18 мая 2011 года в Московском доме национальностей у Красных ворот состоялся день поэзии Махтумкули Фраги. Выступая перед зрителями, я рассказал об истории создания портрета великого туркменского поэта, чему мне довелось быть невольным свидетелем.
В Серебряном Бору, на высоком правом берегу Москвы-реки расположилось живописное село Троице-Лыково, бывшее имение купеческого рода Корзинкиных, которое принадлежало им с 1876 года. В этом месте с конца 20-х годов прошлого века находился дом отдыха для активистов-рабфаковцев из Туркмении, а с 1945 года — дом отдыха Совета Министров Туркменской ССР.
С 1947 года вся наша семья жила в Троице-Лыкове с весны до поздней осени.
Здесь я познакомился с Айханом Хаджиевым, студентом художественного института имени В. И. Сурикова. В 1947 году в стране был объявлен конкурс на создание канонического портрета Махтумкули. Молодой студент Айхан Хаджиев отважился принять в нем участие, для чего дирекция дома отдыха выделила ему просторную комнату — мастерскую для работы.
Было начало лета. Я сидел на краю крутого песчаного берега Москвы-реки. На коленях у меня лежал фанерный планшет с ватманским листом бумаги. Рядом стояла банка с водой и акварельные краски. С высоты птичьего полета открывалась широкая панорама Серебряного Бора. Подо мной темнела гладь Москвы-реки плавно переходившая в синеву горизонта, где едва угадывались очертания окраин Москвы. Неожиданно я почувствовал, что кто-то стоит у меня за спиной.
— Здравствуйте, — услышал я.
Обернувшись, я увидел высокого, стройного молодого человека, его плечо оттягивал большой самодельный этюдник на брезентовом ремне.
Я поднялся.
— Здравствуйте, — ответил на приветствие я, и пожал протянутую мне руку.
— Айхан, — представился художник, я тоже назвал свое имя.
— Володя, я вижу, что мы коллеги. Красивое место ты выбрал, я наметил его еще вчера и если ты не возражаешь, пристроюсь рядом.
Он начал устанавливать свой большой этюдник. Я отложил на травку планшет и кисточку, и встал за его спиной так, чтобы видеть весь процесс работы настоящего художника.
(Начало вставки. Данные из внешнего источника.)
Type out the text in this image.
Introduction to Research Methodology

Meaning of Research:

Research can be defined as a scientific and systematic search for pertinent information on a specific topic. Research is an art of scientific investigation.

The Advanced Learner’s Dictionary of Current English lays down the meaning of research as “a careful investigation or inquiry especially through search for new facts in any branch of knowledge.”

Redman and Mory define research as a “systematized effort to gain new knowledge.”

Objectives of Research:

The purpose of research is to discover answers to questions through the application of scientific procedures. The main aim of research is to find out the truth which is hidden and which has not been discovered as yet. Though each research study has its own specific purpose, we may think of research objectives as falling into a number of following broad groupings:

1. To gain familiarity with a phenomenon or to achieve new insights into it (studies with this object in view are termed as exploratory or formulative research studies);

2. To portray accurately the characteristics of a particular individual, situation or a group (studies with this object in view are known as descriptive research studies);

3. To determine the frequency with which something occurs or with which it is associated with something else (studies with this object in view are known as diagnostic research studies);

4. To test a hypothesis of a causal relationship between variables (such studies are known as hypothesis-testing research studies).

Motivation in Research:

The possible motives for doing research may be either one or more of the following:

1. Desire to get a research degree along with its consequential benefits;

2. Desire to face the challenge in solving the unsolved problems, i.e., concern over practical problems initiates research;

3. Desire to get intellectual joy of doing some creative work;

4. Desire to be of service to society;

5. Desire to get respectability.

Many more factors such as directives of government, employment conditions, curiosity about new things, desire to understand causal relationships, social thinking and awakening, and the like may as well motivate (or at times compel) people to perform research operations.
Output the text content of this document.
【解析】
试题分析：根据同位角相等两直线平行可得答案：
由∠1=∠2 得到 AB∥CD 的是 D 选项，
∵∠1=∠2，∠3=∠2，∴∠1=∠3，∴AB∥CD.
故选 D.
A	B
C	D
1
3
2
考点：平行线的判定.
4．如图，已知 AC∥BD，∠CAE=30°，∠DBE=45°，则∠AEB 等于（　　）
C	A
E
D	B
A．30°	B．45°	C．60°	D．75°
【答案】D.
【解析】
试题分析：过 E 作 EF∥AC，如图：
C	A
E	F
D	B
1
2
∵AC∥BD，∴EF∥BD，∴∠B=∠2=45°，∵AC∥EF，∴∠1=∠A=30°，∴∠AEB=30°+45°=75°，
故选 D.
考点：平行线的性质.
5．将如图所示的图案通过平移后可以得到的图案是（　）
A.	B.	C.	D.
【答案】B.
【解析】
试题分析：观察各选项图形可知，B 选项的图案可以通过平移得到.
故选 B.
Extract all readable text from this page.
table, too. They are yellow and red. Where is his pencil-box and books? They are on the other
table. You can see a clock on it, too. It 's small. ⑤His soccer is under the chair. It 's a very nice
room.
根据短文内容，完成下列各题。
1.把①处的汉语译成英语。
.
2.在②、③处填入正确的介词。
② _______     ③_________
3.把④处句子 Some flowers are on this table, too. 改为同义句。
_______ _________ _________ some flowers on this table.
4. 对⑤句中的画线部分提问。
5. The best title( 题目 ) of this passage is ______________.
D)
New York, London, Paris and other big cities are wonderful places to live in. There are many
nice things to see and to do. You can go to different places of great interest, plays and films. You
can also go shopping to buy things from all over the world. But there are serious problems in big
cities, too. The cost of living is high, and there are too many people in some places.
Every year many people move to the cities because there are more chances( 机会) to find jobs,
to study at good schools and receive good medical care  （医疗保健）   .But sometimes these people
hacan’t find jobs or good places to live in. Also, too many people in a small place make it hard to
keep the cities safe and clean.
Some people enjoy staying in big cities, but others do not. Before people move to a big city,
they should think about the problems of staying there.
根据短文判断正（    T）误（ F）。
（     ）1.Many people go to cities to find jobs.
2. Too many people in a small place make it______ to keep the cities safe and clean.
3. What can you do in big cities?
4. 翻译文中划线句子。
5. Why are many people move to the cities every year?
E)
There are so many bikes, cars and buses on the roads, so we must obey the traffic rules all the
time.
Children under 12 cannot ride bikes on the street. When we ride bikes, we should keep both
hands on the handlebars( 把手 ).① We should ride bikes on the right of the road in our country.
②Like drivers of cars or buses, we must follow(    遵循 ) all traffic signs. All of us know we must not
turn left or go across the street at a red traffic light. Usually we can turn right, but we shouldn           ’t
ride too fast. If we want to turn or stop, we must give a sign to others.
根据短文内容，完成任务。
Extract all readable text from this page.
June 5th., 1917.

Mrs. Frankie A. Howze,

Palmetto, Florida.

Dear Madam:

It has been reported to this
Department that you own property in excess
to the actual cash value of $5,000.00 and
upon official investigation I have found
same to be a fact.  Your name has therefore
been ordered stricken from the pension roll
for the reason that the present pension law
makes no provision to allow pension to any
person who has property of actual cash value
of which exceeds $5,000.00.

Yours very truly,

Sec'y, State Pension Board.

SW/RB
Айхан замесил на палитре нужный тон и начал широко, размашисто писать.
— В этюде главное сразу взять отношения неба, земли и воды. Тогда все пойдет как по маслу, — повернувшись ко мне, сказал он. Мы разговорились. Я поведал о своей учебе в московской художественной школе на Чудовке и о большом желании стать художником. Айхан оживился:
— Так мы с тобой братья по искусству, и даже наши вкусы совпали — выбрали одно и тоже место. Отсюда действительно прекрасный вид на Серебряный Бор и излучину Москвы-реки.
Над нашими головами высоко в небе пролетали истребители с Тушинского аэродрома, готовясь ко дню Советской авиации. Звено истребителей с ревом стремительно взмывало в заоблачную высоту, откуда резко пикировало вниз, создавая впечатление, что самолеты вот-вот коснутся крыльями реки, после чего истребители вновь взмывали, исчезая в кучевых облаках.
Мы заворожено смотрели вверх. Айхан, провожая глазами самолеты, сказал:
— Когда я был в твоем возрасте, то мечтал стать летчиком. Во дворце пионеров Ашхабада не было авиамодельного кружка, и я поступил в изостудию. Самолеты были главными героями моих рисунков.
— А я мечтаю стать и художником и моряком, — сказал я, — правда моя старшая сестра Женя, студентка, говорит, что надо окончательно сделать выбор, а я до сих пор не знаю, кем стану. Но очень хочу написать большую картину — «Салют победы». С нашего обрыва потрясающе красиво смотрится фейерверк, когда Москва в праздничные дни озаряется всполохами разноцветных ракет салюта.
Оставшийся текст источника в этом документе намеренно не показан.